Leaders from each campus in the UT System touched on how their campus is striving towards creating this type of community as part of the Imperative for Prevention workshop, hosted by the UT Health Science Center’s Lori Gonzalez, vice chancellor for academic, faculty and student affairs and Kathy Gibbs, assistant vice chancellor for student academic support services and inclusion.
The UT Institute of Agriculture has established “VOLidays” events, which were created to help students “de-stress” before finals.

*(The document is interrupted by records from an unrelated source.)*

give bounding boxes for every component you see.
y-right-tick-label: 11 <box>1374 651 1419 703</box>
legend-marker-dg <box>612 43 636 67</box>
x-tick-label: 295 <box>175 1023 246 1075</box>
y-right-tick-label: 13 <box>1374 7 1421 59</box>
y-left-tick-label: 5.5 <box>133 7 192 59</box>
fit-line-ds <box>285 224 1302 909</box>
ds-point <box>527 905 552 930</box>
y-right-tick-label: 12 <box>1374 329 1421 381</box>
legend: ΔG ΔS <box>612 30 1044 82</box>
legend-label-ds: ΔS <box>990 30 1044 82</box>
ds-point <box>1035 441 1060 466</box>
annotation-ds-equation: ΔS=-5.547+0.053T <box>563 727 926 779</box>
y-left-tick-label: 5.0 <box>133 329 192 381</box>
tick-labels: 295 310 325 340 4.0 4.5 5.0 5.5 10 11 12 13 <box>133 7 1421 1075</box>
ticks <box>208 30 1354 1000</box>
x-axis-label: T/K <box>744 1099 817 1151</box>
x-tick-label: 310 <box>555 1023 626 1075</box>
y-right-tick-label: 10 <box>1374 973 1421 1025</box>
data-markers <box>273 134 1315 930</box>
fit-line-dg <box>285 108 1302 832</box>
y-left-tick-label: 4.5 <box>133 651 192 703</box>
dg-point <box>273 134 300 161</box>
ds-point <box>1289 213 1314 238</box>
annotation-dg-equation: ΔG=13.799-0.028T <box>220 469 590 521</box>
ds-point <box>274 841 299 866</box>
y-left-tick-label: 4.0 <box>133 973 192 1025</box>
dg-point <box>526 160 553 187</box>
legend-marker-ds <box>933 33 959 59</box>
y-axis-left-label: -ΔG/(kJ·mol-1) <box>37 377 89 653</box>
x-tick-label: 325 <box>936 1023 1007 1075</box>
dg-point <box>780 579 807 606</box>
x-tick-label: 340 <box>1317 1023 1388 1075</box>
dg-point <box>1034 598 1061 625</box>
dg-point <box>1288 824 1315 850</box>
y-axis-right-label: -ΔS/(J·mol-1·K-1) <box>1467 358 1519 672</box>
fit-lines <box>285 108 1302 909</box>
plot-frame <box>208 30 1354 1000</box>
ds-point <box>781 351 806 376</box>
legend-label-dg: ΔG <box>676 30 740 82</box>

These events include movie showings, holiday activities, food and more.
UT Chattanooga leaders highlighted its Case Assessment, Review and Evaluation (CARE) Team, which has a mission is to provide proactive and supportive prevention, assessment, intervention and management for situations that would compromise the safety and well-being of its community.
A UT Martin faculty member also emphasized the importance of its CARE team; its team members attends all of the college’s meetings at the beginning of the academic year to share about mental health services available to students. “This helps me destigmatize mental health,” John Oelrich, UT Martin director of bands, said. “Just because you don’t physically see the symptoms of mental health struggles doesn’t mean it isn’t real. It’s important for faculty to model this to our students as they often look to us as how it should be.”
UT Health Science Center staff mentioned their event titled the “Warrior Within” allowed professionals and leaders in healthcare to share their lived experiences in handling the demands of health sciences while pursuing academic success. “As important as it is to care for those struggling with mental health issues, it is just as important to care for the frontline caregivers,” Gibbs said. “This event is just one of the ways in which we achieve that.”
Student representatives from each UT campus sat on a student panel and discussed mental health challenges that college students face.
Amelia Thompson, a second-year pharmacy student at the UT Health Science Center, spoke about the constant stress she is under in graduate school.
“Every waking moment I’m studying something. There is a constant flow of information into my brain,” Thompson said. “I visit the Student Academic Support Services and Inclusion office weekly for counseling sessions. Mental health isn’t like a cold – you don’t just treat the symptoms and be done with it. It’s something that you need to constantly work on.”
Mary Carr, a senior at UT Knoxville, would like for adults on campus to switch to more of an empathy-focused model.
“I wished more professors were crisis-trained and showed how much they care about their students’ mental health,” Carr said. “Follow up with us and see how we’re doing.”
UT Martin sophomore Ray Washington continued the conversation by wanting adults on campus to understand that not everyone expresses their mental health struggles the same way.
“Students will try to get your attention in different ways. Some might come and talk a lot while others might just come to you and sit in silence,” Washington said. “No matter how they come, value when that student comes to you because it means that they trust you.”
Thompson also mentioned how much a professor can impact a student’s mental health.
“If we know our professors value their life, time and families, it gives this idea that we can do the same. We can live our life while still working hard in school. When I see from administrators that I can have both, it gives me hope,” Thompson said.
Other panelists included:
- Wesley Bolton, UT Chattanooga
- Michael Brunner, College of Medicine, UT Health Science Center
- Isaac Holt, UT Knoxville
“Our students well-being is why we do what we do. One person can make a difference,” Linda Martin, UT System vice president for academic affairs and student success, said. “Systematically it might seem too big, but it all starts with one person.”